I'm not sure we should introduce more complexity, especially if it is not possible to measure a substantial speed difference.
After going down the rabbit hole here, I'm also less inclined now to make this change. The only standing argument for that change is what I said at the top: COUNT(*) gives more opportunities for optimised querying than COUNT(tbl.id), however, as I later said, I wasn't able to confirm spectacular speed difference in my test data.
For this reason I'm fine to close this ticket now without any code change, unless you'd like (me) to make that change anyway due to the reason I explained above.
Thanks for the very detailed explanation. From what you are telling, I'm starting to think that to observe a significant performance difference, we would have to add a where clause involving columns other than the primary key (I'm leaving aside the case of composite primary keys for the sake of simplicity). Is that what you observe ?
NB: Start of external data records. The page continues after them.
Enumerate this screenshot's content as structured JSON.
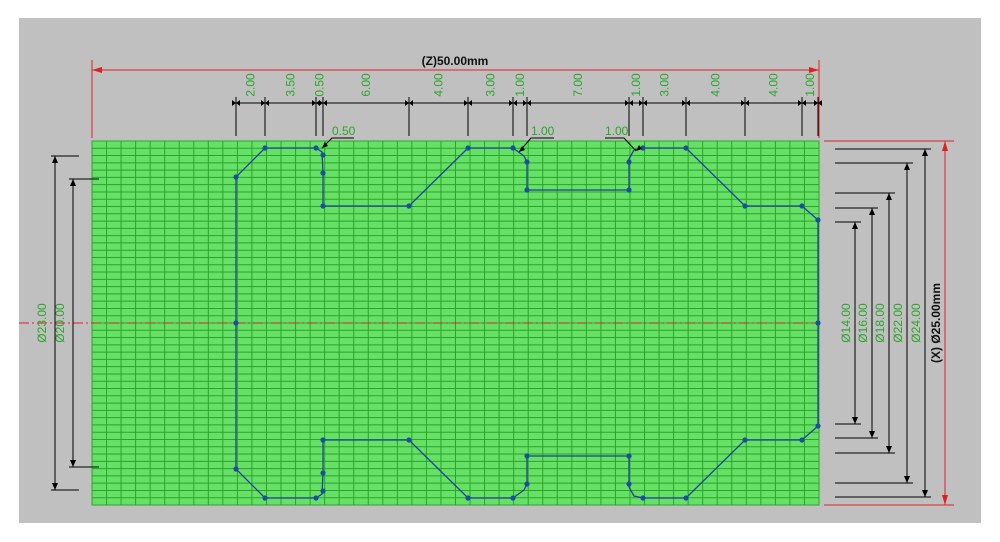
{
  "colors": {
    "background": "#c0c0c0",
    "grid_fill": "#66e066",
    "grid_line": "#2aa52a",
    "profile": "#22409a",
    "point": "#1a4f9a",
    "center_line": "#e02020",
    "overall_dimension": "#e02020",
    "dimension_line": "#000000",
    "dimension_text": "#2aa52a"
  },
  "overall": {
    "z_label": "(Z)50.00mm",
    "x_label": "(X) Ø25.00mm"
  },
  "top_dimensions": [
    "2.00",
    "3.50",
    "0.50",
    "6.00",
    "4.00",
    "3.00",
    "1.00",
    "7.00",
    "1.00",
    "3.00",
    "4.00",
    "4.00",
    "1.00"
  ],
  "chamfer_labels": [
    "0.50",
    "1.00",
    "1.00"
  ],
  "left_diameters": [
    "Ø23.00",
    "Ø20.00"
  ],
  "right_diameters": [
    "Ø14.00",
    "Ø16.00",
    "Ø18.00",
    "Ø22.00",
    "Ø24.00"
  ]
}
I'm starting to think that to observe a significant performance difference, we would have to add a where clause involving columns other than the primary key (...) Is that what you observe?
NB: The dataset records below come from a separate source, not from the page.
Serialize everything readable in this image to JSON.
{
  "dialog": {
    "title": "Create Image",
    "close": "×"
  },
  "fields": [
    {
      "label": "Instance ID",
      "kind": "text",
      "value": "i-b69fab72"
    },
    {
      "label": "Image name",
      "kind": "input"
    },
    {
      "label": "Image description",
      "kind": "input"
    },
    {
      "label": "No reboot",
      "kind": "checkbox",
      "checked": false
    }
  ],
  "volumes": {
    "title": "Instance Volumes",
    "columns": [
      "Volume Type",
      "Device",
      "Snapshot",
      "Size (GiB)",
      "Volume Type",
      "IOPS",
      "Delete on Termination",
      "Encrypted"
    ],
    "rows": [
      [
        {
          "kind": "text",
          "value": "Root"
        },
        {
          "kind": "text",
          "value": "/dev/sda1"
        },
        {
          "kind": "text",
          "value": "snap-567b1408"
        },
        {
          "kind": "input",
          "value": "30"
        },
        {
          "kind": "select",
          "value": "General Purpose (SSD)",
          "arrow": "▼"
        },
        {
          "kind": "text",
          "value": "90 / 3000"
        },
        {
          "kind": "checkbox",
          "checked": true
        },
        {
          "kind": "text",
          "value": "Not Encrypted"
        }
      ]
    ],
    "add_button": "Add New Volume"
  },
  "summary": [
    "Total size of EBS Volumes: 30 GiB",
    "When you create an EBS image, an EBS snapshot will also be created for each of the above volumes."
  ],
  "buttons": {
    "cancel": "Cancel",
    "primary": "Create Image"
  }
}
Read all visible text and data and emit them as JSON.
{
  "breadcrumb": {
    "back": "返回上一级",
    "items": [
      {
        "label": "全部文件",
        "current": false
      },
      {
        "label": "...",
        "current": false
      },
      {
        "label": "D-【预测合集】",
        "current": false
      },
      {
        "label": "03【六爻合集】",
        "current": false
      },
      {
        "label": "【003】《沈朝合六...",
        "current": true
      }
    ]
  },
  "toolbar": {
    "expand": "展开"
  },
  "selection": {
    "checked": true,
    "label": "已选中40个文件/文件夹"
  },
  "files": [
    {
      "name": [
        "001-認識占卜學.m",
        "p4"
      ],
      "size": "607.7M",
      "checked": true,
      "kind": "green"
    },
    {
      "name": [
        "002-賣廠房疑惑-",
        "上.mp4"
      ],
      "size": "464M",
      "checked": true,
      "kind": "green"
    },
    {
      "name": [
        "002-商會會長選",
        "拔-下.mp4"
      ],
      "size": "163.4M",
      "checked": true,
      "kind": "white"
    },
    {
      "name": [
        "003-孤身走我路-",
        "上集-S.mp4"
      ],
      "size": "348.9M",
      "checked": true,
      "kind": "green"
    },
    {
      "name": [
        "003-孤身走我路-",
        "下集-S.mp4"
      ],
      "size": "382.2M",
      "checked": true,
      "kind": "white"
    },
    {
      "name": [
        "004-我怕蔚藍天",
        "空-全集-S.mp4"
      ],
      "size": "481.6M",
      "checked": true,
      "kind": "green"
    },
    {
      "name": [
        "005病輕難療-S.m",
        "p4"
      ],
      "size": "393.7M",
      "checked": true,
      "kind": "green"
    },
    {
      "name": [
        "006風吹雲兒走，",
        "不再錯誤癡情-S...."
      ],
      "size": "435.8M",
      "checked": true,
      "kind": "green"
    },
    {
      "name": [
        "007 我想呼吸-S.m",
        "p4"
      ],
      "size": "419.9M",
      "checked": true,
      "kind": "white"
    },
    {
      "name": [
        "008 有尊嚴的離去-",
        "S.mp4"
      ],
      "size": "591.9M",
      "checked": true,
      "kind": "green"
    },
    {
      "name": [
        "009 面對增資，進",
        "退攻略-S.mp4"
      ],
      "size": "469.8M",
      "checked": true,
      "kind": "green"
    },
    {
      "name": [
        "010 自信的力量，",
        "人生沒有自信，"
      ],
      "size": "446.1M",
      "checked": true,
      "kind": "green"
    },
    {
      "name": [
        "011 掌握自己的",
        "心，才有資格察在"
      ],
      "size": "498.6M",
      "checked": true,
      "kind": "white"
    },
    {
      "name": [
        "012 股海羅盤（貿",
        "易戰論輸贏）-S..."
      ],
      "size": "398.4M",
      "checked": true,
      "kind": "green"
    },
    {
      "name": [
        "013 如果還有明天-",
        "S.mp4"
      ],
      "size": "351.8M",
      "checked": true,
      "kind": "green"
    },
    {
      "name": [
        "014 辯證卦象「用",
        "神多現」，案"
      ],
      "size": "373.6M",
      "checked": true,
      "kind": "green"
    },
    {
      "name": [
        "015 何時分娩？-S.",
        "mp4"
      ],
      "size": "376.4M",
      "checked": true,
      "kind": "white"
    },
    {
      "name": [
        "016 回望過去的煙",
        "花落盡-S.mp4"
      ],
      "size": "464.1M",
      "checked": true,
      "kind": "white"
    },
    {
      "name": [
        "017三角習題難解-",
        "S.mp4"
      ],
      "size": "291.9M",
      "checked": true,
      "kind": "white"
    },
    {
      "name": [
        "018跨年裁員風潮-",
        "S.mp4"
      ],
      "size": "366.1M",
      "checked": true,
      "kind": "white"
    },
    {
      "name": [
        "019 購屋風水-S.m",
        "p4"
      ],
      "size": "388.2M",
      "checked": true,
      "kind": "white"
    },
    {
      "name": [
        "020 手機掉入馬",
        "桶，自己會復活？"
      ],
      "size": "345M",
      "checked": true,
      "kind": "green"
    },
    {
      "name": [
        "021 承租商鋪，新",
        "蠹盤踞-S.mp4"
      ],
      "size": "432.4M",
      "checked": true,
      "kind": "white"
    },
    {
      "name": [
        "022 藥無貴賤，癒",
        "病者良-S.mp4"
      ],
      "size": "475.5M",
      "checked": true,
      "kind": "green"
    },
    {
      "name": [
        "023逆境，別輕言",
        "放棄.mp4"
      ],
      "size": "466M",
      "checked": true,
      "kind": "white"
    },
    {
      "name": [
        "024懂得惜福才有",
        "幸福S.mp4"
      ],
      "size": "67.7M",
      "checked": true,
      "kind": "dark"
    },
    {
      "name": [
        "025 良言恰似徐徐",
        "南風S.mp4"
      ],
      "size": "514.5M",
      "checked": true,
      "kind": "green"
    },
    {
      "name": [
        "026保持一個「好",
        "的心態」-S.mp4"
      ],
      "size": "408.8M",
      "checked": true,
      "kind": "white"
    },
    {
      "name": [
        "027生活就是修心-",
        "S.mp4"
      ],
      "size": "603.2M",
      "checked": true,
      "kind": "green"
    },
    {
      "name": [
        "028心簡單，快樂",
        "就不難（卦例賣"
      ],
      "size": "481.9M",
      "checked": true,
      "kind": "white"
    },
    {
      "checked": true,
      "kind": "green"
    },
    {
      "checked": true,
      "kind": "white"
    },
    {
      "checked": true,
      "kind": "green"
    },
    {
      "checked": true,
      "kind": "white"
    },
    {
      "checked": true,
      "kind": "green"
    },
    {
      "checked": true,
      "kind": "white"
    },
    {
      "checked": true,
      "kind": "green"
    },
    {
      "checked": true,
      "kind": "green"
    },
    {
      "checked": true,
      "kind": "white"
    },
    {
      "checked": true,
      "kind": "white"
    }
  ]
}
Interesting. You're absolutely right. When I add a simple where-condition on a column that is indexed, the index-only scan is never used in the case of COUNT(tbl.id) (regardless of whether the table is vacuum'd or not), but is always used when COUNT(*) is used. In this particular case, I can see 50-75ms speed difference in favour of COUNT(*). Whether that's significant is open to debate.
I'm leaving aside the case of composite primary keys for the sake of simplicity
The CountWalker already throws an exception when the table being queried uses a composite primary key. So we don't need to discuss that case here.
So yeah, still down to you if you wish to carry on with this code change. I'm somewhat more inclined to it now.
Edit: I just tried different where-conditions, and as one could imagine, if the where-condition filters out significant amount of the table, the speed difference is significant. E.g. 0.1s vs 0.001s.
Great! Using Git, can you find out why we are not using (*) in the first place? Likewise, if you switch the code to (*)< do any tests break?
why we are not using (*) in the first place?
Git history shows that the code does what it does since the very beginning (2012) and it wasn't attempted to change it to conditionally doing COUNT(*).
if you switch the code to (*)< do any tests break?
I made that change and no tests failed. In particular, CountWalkerTest didn't fail because it never checks for the case when the HINT_DISTINCT is set to false.
I checked this code change in my webapp and it's effective (i.e. COUNT(*) is run conditionally), and I didn't experience any regressions.
Then please send a PR against the next minor branch, I think I'm OK with this change 👍
Could you tell me whether you mean the 3.3.x or the 3.2.x branch, please?
It that's an option, I would backport it to 2.20.x and then "replay" the code change from 2.20.x to every branch above it.
2.x is only open for bugfixes. This does not look like a bug at all. The next minor branch is 3.3.x (since the last tag is 3.2.1).